While it is always a pleasure to work with our friends at Labelmaster, we’re eager to find a safe and strong solution to this problem. The project cannot be completed until the DOT releases its final testing requirements for these package types, and, as with all Skolnik Industries products, this lithium battery-safe overpack container would be rigorously tested to meet all pertinent DOT regulations.

Once the regulations are set, we look forward to providing shippers and manufacturers with a safe, efficient solution to lithium battery containment, and helping alleviate the delay for those who need battery replacements for their medical devices.

Unpacking UN Ratings: The 1A2 Drum

September 22nd, 2016 by Natalie Mueller

Filed under: DOT/UN, HazMat

The shipping and transportation of dangerous goods or hazardous materials is a tightly regulated process — and rightly so! You wouldn’t want to be on an aircraft or train or sharing the roads with just any old material packaged any old way. These materials require a special container that meets criteria set by the DOT and the UN. And, it is the responsibility of the shipper to choose the correct packaging for their materials.

At Skolnik Industries, we’re always happy to help our customers select the best container for their needs. To start, let’s take a look at UN ratings and what they mean.

Many of our products UN rating begins with a 1A, we’ll talk about why that is in a moment, but for the sake of this exploration let’s say that you worked with the team at Skolnik and we discerned that you need a container with a 1A2/X60/S UN rating for your hazardous materials.

First, you’re in luck, Skolnik has several hazardous waste containers that fit that specification.

But what do those numbers mean?

 

Well, the 1 refers to the fact that it is a drum, not a wooden barrel, box, bag or some other type of container.

Here are the UN codes for other containers:

1 – drum

2 – wooden barrel

3 – jerrican

4 – box

5 – bag

6 – composite receptacle

7 – pressure receptacle

 

The following letter tells us the material of the container, in this case an A for steel.

Other material codes:

A – steel

B – aluminum

C – natural wood

D – plywood

E – reconstituted wood

G – fiberboard

H – plastic

L – textile

M – paper, multiwall

N – metal other than steel or aluminum

P – glass, porcelain or stoneware

 

So far we’ve determined that we need a steel drum, our specialty! But what about the second number? This number refers to the drum head. The 2 means that it is an open head drum. (A closed-head drum would be marked with a 1).

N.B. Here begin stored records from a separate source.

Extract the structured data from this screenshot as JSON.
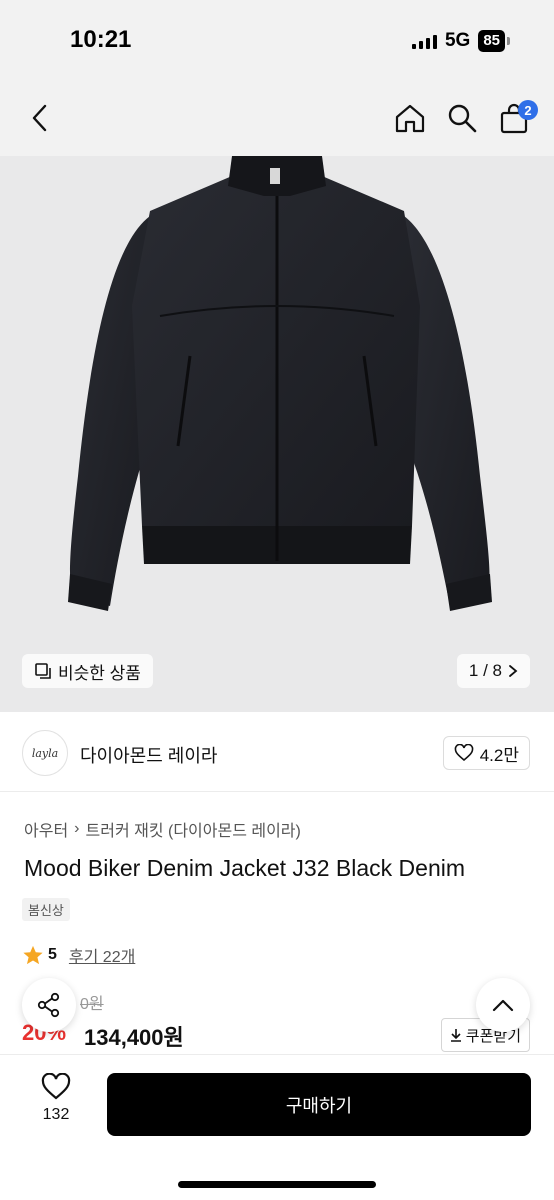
{
  "status_bar": {
    "time": "10:21",
    "network": "5G",
    "battery": "85",
    "icons": [
      "signal-icon",
      "battery-icon"
    ]
  },
  "header": {
    "cart_count": "2",
    "icons": [
      "back-arrow-icon",
      "home-icon",
      "search-icon",
      "cart-icon"
    ]
  },
  "gallery": {
    "similar_label": "비슷한 상품",
    "page_current": "1",
    "page_total": "8",
    "page_text": "1 / 8",
    "icons": [
      "similar-items-icon",
      "chevron-right-icon"
    ]
  },
  "brand": {
    "logo_text": "layla",
    "name": "다이아몬드 레이라",
    "likes": "4.2만"
  },
  "product": {
    "breadcrumb": [
      "아우터",
      "트러커 재킷 (다이아몬드 레이라)"
    ],
    "title": "Mood Biker Denim Jacket J32 Black Denim",
    "tag": "봄신상",
    "rating": "5",
    "reviews_label": "후기 22개",
    "original_price": "0원",
    "discount": "20%",
    "sale_price": "134,400원",
    "coupon_label": "쿠폰받기"
  },
  "bottom_bar": {
    "wish_count": "132",
    "buy_label": "구매하기"
  },
  "colors": {
    "accent_blue": "#2f6fe8",
    "discount_red": "#e8312f",
    "star": "#f5a623",
    "buy_button": "#000000"
  }
}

We’ve cracked the first part of the code: we need a 1A2 container, or a steel, open head drum!

If you want to dig deeper, our example UN rating was 1A2/X60/S – so what are the other parts?

 

The X designation tells us what level of hazardous materials your packaging can be used for. The rating is either an X, Y or Z. Packing group I is the most hazardous and packing group III is the least.

X – covers hazardous packing group I, II or III

Y – covers packing groups II and III only

Z – covers packing group III only

What a versatile drum we’ve chosen!

 

That next number refers to the maximum gross mass the container has been tested to handle, in our example 60kg. The final S indicates that this is the UN rating for solids for this container (Liquids ratings differ in that they communicate the maximum specific gravity of liquid that the container has been tested to hold instead of mass, liquid ratings also indicate the maximum hydrostatic pressure the container can hold).
So there you have it, when we say you need a 1A2 drum, that means it is a steel, open head drum – the remaining code elements tell you what your container is safe to carry.